Based on a revelatory 2014 biography of Ailles and a subsequent series of New York Magazine articles by journalist Gabriel Sherman exposing his sexually predatory behavior, The Loudest Voice struggles to find a strong stylistic angle or a nuanced moral stance on its subject. Sherman's book is an impressive reporting feat, constructing a counter-history of the last 50 years of America with Ailes at the key inflection points in the rise of destructive right-wing politics and the dawn of cable news hysteria. Sherman gets quotes, scoops, and bits of secret history that shock and awe in equal measure, finding sources willing to talk about a powerful man known for his vindictive streak and cruel PR tactics. Despite having Sherman's work as a resource, the TV version of the story feels oddly inert, unsure of how fair and balanced it should be in its portrayal of such a clear-cut villain.

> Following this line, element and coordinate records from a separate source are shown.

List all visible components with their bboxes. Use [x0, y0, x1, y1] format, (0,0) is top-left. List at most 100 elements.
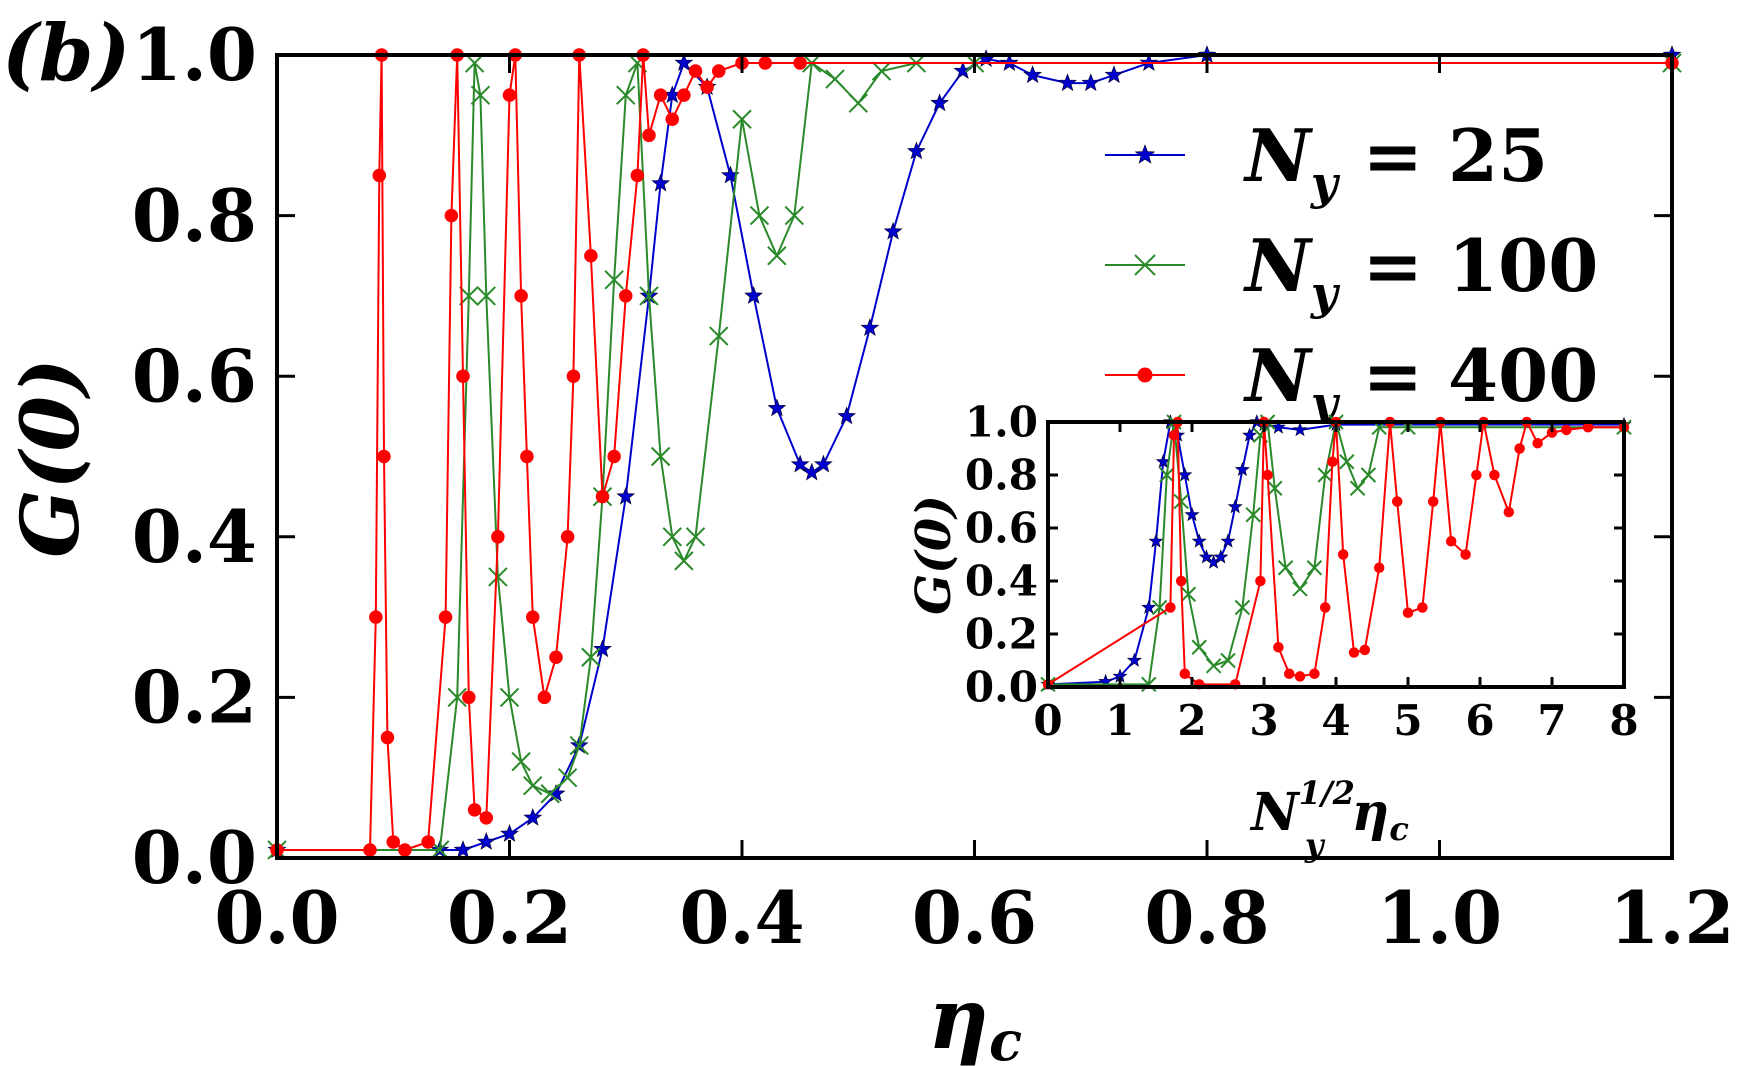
inset-series-2-marker	[1283, 668, 1295, 679]
main-series-1-marker	[464, 53, 485, 73]
legend-marker-1	[1134, 254, 1156, 276]
inset-series-2-marker	[1489, 469, 1500, 481]
inset-series-0-marker	[1141, 599, 1157, 614]
main-xlabel: ηc	[928, 969, 1022, 1066]
legend-label-0-sub: y	[1310, 156, 1341, 210]
main-series-0-marker	[593, 639, 612, 658]
main-series-0-marker	[930, 93, 950, 112]
main-series-2-marker	[369, 610, 383, 624]
inset-xlabel-eta: η	[1352, 782, 1390, 843]
main-xtick-label: 1.0	[1377, 875, 1502, 960]
main-series-0	[267, 45, 1682, 859]
main-series-2-marker	[677, 88, 691, 102]
main-series-0-marker	[1023, 65, 1043, 84]
main-series-2-marker	[758, 56, 772, 70]
inset-xlabel-eta-sub: c	[1389, 810, 1408, 848]
legend-label-0: Ny = 25	[1243, 113, 1548, 210]
main-series-0-marker	[953, 61, 973, 79]
inset-series-2-marker	[1417, 602, 1428, 613]
main-series-2-marker	[377, 449, 391, 464]
inset-xlabel: N1/2 yηc	[1249, 774, 1409, 864]
main-xtick-label: 0.0	[214, 875, 339, 960]
inset-background	[1048, 422, 1624, 687]
main-series-2-marker	[479, 811, 493, 825]
main-xtick-label: 1.2	[1609, 875, 1734, 960]
main-series-2-marker	[642, 128, 656, 143]
main-series-1-marker	[825, 69, 845, 89]
main-series-2-marker	[456, 369, 470, 383]
inset-xtick-label: 7	[1537, 696, 1566, 745]
inset-series-1-marker	[1205, 658, 1222, 674]
inset-series-1-marker	[1360, 467, 1377, 483]
inset-series-2-marker	[1179, 668, 1191, 679]
legend-label-1: Ny = 100	[1243, 223, 1598, 320]
main-series-1-marker	[767, 246, 787, 266]
legend-label-1-base: N	[1243, 223, 1314, 308]
main-ytick-label: 0.2	[132, 655, 257, 740]
main-ylabel: G(0)	[3, 358, 97, 558]
main-series-1-marker	[639, 286, 659, 306]
main-series-0-marker	[523, 808, 543, 826]
main-ticks: 0.0 0.2 0.4 0.6 0.8 1.0 1.20.00.20.40.60.81.0	[132, 12, 1735, 960]
main-series-0-marker	[883, 221, 903, 240]
inset-xtick-label: 4	[1321, 696, 1350, 745]
inset-series-2-marker	[1373, 562, 1385, 573]
main-series-2-marker	[363, 843, 377, 857]
legend-label-0-base: N	[1243, 113, 1314, 198]
main-series-0-marker	[546, 783, 566, 802]
main-series-2-marker	[398, 843, 412, 857]
main-series-2-marker	[688, 64, 703, 78]
main-series-1-marker	[488, 567, 508, 587]
main-series-2-marker	[607, 449, 621, 464]
inset-xtick-label: 8	[1609, 696, 1638, 745]
inset-series-0-marker	[1126, 652, 1142, 667]
inset-series-1-marker	[1141, 676, 1157, 693]
legend-marker-2	[1137, 367, 1153, 383]
inset-series-2-marker	[1445, 536, 1457, 547]
inset-xtick-label: 3	[1249, 696, 1278, 745]
main-ytick-label: 0.0	[132, 815, 257, 900]
inset-xtick-label: 1	[1105, 696, 1134, 745]
main-series-2-marker	[619, 289, 633, 303]
main-series-0-marker	[767, 398, 787, 417]
inset-series-2-marker	[1460, 549, 1471, 560]
main-series-2-marker	[438, 610, 453, 624]
inset-series-2-marker	[1348, 647, 1360, 658]
main-series-0-marker	[500, 824, 519, 842]
legend-marker-0	[1134, 144, 1156, 164]
inset-series-1-marker	[1180, 586, 1197, 602]
inset-series-2-marker	[1503, 506, 1515, 518]
main-series-2-marker	[700, 80, 714, 94]
inset-ytick-label: 0.8	[965, 451, 1038, 500]
main-series-2-marker	[462, 690, 476, 705]
inset-series-2-marker	[1262, 469, 1273, 481]
main-series-2-marker	[386, 835, 400, 849]
main-series-0-marker	[744, 286, 764, 304]
main-series-0-marker	[906, 141, 926, 160]
main-series-2-marker	[520, 449, 534, 464]
main-series-1-marker	[871, 61, 892, 81]
main-series-1-marker	[784, 205, 805, 226]
main-series-1-marker	[732, 109, 752, 129]
main-xtick-label: 0.2	[447, 875, 572, 960]
legend-label-2: Ny = 400	[1243, 333, 1598, 430]
main-series-2-marker	[712, 64, 726, 78]
main-series-2-marker	[653, 88, 668, 102]
inset-series-2-marker	[1309, 668, 1320, 679]
main-xlabel-base: η	[928, 969, 989, 1066]
inset-series-0-marker	[1220, 533, 1236, 548]
main-series-2-marker	[665, 112, 679, 126]
main-series-2-marker	[372, 168, 387, 183]
main-series-2-marker	[537, 690, 552, 705]
inset-series-2-marker	[1532, 437, 1543, 449]
inset-series-0-marker	[1227, 498, 1243, 514]
inset-ticks: 0 1 2 3 4 5 6 7 8 0.00.20.40.60.81.0	[965, 398, 1639, 745]
inset-xtick-label: 2	[1177, 696, 1206, 745]
inset-series-1-marker	[1220, 652, 1236, 669]
main-series-0-marker	[837, 406, 857, 425]
inset-series-group	[1040, 414, 1632, 693]
inset-series-2-marker	[1561, 424, 1572, 436]
inset-series-1-marker	[1317, 467, 1333, 483]
main-series-2-marker	[514, 289, 528, 303]
main-series-0-marker	[476, 832, 496, 850]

Besides the drab visual realities of the TV news business, the show, which was developed by Sherman, Spotlight director Tom McCarthy, and UnREAL writer Alex Metcalf, must also confront the challenge of condensing such a bizarre life into a coherent narrative. The series begins with Ailes' death in 2017 and his defiant voiceover describing himself as "right-wing, paranoid, and fat" before flashing back to the launch of Fox News in 1997. Fresh off a bumpy exit from CNBC, where he served as the president of the network, Ailes teams with Australian media tycoon Rupert Murdoch (Simon McBurney) to form a network that will appeal to a "niche" audience by providing "an American message wrapped up in a conservative viewpoint." Quickly, he hits on a popular formula: tabloid excess delivered by wild-eyed true believers.
The decision to set each episode in a specific year sounds like a smart one, a clever way to organize events into Wiki-ready info-dumps, but it ends up making what I saw of the show feel disjointed. (Only the first four of the seven episodes were made available for review.) The second episode jumps to 2001, covering the political fallout of 9/11 and the flag-waving ramp-up to the Iraq War; the third episode leaps forward to 2008, chronicling Ailes' conspiratorial hostility toward the Obama campaign and eventual presidency; episode four slows down a bit by only moving into 2009, setting up a side plot about Ailes purchasing the local paper in his town to occupy his wife, Elizabeth (Sienna Miller). There's plenty of incident, accompanied by news footage and archly deployed pop songs, but very little suspense or insight.
As with any ripped-from-the-headlines story, the control of the tone and scope of the narrative are incredibly important. In Sherman's biography, Ailes' battle with the residents of Putnam, New York, which he waged through the pages of the local paper he controlled and used as a personal bullhorn, is like a perverse Billy Wilder movie, the tale of a tyrannical big shot going to war with his neighbors just for the hell of it. It would make a fascinating 90-minute parable-like film. Chopped up into pieces and tucked into a longer miniseries, placed alongside backroom meetings with Obama strategist David Axelrod (David Cromer) and painful portrayals of the sexual harassment of Gretchen Carlson (a so-far underused Naomi Watts), the Putnam drama feels frivolous. You can imagine the easily bored Ailes himself wanting to cut it.